Dänemark sucht Arbeitskräfte Deutsche willkommen

Massenweise "Gastarbeiter" aus dem benachbarten Deutschland und anderen Ländern gelten in Dänemark immer mehr als einzig mögliche Rettung vor einem Konjunktur-Einbruch. Gleichzeitig mit dem Fall der Arbeitslosenquote auf den mit drei Prozent niedrigsten Stand seit 33 Jahren rufen Wirtschaftssachverständige, Arbeitgeberverbände und zunehmend auch Politiker nach dem, was die Zeitung "Politiken" umschreibt mit: "Dänemark soll das Tor ganz weit öffnen. Weg mit fast allen Barrieren."

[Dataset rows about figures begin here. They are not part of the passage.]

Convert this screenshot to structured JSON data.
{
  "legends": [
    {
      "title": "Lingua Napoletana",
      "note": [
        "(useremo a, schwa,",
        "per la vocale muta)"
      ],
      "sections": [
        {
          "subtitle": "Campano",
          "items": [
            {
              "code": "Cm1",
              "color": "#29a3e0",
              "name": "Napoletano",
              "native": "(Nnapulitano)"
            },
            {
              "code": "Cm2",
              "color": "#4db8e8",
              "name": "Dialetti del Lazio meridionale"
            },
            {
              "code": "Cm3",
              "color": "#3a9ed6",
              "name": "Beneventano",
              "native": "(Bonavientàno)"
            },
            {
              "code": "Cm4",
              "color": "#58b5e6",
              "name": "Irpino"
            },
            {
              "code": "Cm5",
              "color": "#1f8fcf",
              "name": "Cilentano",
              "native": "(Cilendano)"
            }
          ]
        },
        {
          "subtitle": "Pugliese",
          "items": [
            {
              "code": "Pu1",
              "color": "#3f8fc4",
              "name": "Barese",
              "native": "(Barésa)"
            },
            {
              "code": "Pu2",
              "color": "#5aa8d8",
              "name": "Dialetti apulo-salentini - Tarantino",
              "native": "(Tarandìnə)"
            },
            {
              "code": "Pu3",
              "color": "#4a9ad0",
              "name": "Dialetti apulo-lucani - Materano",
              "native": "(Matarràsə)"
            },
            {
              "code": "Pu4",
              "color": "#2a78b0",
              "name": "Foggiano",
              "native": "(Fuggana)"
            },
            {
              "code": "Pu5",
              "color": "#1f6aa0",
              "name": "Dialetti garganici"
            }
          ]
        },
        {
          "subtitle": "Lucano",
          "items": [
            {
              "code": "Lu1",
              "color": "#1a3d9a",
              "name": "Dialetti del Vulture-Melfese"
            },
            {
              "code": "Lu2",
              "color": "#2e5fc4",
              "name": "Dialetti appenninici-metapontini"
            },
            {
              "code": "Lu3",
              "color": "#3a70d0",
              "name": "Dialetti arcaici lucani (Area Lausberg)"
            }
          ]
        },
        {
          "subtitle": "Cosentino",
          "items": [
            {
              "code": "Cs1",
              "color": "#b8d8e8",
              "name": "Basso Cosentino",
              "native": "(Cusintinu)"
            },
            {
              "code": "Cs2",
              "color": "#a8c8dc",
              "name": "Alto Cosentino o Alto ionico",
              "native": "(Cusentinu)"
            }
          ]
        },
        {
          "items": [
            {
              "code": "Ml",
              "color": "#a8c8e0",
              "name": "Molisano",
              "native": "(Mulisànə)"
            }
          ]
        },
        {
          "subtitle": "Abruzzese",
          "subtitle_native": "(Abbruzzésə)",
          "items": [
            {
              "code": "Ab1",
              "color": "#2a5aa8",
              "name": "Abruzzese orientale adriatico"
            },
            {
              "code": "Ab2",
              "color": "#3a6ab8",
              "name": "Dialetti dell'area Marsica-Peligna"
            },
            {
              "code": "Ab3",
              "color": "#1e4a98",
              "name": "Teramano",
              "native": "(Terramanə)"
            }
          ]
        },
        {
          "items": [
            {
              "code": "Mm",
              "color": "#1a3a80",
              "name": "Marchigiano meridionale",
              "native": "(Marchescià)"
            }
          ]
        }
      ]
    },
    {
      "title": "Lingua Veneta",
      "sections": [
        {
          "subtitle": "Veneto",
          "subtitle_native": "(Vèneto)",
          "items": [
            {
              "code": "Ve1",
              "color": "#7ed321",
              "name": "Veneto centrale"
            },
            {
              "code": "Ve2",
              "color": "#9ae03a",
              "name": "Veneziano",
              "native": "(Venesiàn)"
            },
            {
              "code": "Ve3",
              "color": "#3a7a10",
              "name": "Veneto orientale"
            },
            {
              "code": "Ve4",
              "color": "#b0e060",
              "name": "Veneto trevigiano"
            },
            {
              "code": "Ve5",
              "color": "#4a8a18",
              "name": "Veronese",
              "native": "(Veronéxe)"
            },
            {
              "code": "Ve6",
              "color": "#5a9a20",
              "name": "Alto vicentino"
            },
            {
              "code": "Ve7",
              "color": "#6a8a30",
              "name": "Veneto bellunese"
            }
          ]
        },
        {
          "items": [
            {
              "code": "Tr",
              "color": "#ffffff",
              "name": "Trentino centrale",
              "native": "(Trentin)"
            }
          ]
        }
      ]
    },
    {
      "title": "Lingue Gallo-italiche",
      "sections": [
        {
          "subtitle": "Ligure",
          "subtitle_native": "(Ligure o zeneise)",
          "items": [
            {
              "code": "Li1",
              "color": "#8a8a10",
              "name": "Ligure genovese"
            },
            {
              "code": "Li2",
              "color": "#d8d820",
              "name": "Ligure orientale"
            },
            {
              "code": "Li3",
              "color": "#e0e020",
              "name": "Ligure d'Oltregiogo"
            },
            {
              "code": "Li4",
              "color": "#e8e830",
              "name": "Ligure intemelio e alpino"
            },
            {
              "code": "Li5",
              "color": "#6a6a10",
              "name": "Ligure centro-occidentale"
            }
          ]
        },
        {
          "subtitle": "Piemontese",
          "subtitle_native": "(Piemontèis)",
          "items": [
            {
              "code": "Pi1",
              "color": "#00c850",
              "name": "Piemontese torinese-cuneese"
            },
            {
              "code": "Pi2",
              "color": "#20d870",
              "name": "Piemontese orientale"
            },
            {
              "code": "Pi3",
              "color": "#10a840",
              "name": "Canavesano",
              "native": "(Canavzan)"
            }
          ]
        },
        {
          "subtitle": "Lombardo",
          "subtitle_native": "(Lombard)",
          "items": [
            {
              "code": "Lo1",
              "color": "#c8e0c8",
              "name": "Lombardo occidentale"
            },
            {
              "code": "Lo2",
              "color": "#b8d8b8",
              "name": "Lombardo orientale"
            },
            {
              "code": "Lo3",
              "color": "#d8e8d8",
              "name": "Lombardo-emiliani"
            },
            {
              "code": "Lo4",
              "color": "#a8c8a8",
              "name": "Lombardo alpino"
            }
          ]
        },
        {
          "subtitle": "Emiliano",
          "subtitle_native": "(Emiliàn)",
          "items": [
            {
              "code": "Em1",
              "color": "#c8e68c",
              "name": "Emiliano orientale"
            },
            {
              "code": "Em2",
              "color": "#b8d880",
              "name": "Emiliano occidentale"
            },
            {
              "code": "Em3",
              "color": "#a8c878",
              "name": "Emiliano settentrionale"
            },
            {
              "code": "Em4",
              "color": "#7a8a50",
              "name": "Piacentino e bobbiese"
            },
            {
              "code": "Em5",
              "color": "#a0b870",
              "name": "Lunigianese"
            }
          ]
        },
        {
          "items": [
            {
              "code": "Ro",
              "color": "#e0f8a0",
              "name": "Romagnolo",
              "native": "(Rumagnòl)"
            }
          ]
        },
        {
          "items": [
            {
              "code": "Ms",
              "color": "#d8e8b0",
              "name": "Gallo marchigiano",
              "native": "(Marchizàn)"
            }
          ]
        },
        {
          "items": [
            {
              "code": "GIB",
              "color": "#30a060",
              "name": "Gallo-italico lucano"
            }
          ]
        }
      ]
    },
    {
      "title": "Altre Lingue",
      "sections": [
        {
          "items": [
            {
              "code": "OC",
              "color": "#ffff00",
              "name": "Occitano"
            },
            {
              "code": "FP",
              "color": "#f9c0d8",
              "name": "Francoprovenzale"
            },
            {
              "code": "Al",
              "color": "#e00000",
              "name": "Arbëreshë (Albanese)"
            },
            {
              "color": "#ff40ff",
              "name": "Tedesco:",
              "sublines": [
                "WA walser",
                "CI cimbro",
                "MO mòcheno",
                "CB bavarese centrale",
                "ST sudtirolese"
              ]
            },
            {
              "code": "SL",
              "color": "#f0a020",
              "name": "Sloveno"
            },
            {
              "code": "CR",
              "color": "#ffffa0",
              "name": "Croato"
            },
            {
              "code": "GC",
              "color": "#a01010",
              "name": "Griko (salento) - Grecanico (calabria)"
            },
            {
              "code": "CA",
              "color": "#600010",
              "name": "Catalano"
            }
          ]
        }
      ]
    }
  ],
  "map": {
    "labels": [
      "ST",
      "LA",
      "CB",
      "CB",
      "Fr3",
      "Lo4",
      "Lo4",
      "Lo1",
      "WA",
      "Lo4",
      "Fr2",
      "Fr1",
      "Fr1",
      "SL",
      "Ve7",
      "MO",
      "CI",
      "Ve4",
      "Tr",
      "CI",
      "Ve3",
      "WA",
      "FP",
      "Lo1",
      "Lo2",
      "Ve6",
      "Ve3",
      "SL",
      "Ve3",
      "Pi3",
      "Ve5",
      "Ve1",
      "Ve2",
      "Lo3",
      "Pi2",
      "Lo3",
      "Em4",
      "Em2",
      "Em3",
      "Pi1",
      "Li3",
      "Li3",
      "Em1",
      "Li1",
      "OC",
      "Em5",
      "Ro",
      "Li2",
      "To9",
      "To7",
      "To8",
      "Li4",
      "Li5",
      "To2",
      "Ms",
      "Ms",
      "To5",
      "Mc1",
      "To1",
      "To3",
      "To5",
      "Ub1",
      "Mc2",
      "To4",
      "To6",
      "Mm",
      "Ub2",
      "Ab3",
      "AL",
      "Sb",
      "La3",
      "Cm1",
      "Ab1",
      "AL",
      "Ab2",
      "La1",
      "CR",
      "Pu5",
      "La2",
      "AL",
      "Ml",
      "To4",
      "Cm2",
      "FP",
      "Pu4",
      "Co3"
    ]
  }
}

Das kommt für die Skandinavier nach sechs Jahren mit den schärfsten Zuzugsbeschränkungen in Westeuropa und ausgeprägter öffentlicher Feindseligkeit gegenüber allen "Fremden" einer kleinen Revolution gleich. Aber der Verlust von Exportaufträgen wegen fehlender Facharbeiter, gigantische Job-Engpässe in der Bauindustrie und nicht mehr funktionsfähige Krankenhausstationen beherrschen die Kopenhagener Debatte inzwischen weit mehr als Probleme bei der Integration von Zuwanderern.

Rettung aus dem Ausland

Schon jetzt werden von knapp 2,6 Millionen Stellen in der Privatwirtschaft und im öffentlichen Dienst mehr als zehn Prozent von "Gastarbeitern" besetzt, berichtete "Politiken" nach eigenen Berechnungen. 60.000 Beschäftigte seien von ausländischen Firmen entsandt, darunter zu einem erheblichen Teil aus Deutschland. Dies sei ein "völlig neues Phänomen für Dänemark", kommentierte Søren Kaj Andersen vom Forschungsinstitut FOAS.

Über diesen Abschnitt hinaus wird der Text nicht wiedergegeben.